Plastic ties for torture and a broken chair are seen inside a basement of an office building, where prosecutors say 30 people were held two months during a Russian occupation, amid Russia's attack on Ukraine, in Kherson, Ukraine, December 10, 2022. REUTERS
A large number of prisoners held in makeshift detention centres in Russian-occupied southern Ukraine were tortured and sexually violated, a team of international experts said on Wednesday in a summary of their latest findings.

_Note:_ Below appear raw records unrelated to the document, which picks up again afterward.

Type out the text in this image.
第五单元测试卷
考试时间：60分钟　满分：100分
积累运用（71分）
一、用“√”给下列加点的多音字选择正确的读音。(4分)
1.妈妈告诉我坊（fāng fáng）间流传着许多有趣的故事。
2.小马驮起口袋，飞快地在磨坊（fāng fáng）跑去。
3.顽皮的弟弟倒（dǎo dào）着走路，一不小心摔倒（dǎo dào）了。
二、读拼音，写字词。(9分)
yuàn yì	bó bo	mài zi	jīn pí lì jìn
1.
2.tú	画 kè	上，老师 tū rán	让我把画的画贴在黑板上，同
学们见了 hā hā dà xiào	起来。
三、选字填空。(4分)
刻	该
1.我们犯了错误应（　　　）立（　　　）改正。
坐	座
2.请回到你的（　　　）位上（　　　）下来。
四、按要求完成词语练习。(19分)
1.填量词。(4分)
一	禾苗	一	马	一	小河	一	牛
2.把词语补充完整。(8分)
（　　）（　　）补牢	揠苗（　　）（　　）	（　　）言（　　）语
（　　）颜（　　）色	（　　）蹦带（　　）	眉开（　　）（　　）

The Mobile Justice Team, established by the international humanitarian law firm Global Rights Compliance, has worked with Ukrainian war crimes prosecutors in the Kherson region since it was reclaimed in November after more than eight months under Russian control.
Ukrainian authorities are reviewing more than 97,000 reports of war crimes and have filed charges against 220 suspects in domestic courts. High-level perpetrators could be tried at the International Criminal Court (ICC) in The Hague, which has already sought the arrest of Russian President Vladimir Putin.
The Kremlin has consistently denied allegations of war crimes in Ukraine by forces taking part in a “special military operation” it says was launched to “de-Nazify” its neighbor and protect Russia.
The Mobile Justice Team’s latest report, funded by Britain, the European Union and the United States, analysed 320 cases and witness accounts at 35 locations in the Kherson region.
Of the victims’ accounts reviewed “43% explicitly mentioned practices of torture in the detention centres, citing sexual violence as a common tactic imposed on them by Russian guards”, a statement said.
In June, Ukrainian prosecutors brought their first case over the alleged deportation of dozens of orphans from Kherson, charging a Russian politician and two suspected Ukrainian collaborators with war crimes. They provided no immediate comment to the latest findings on torture.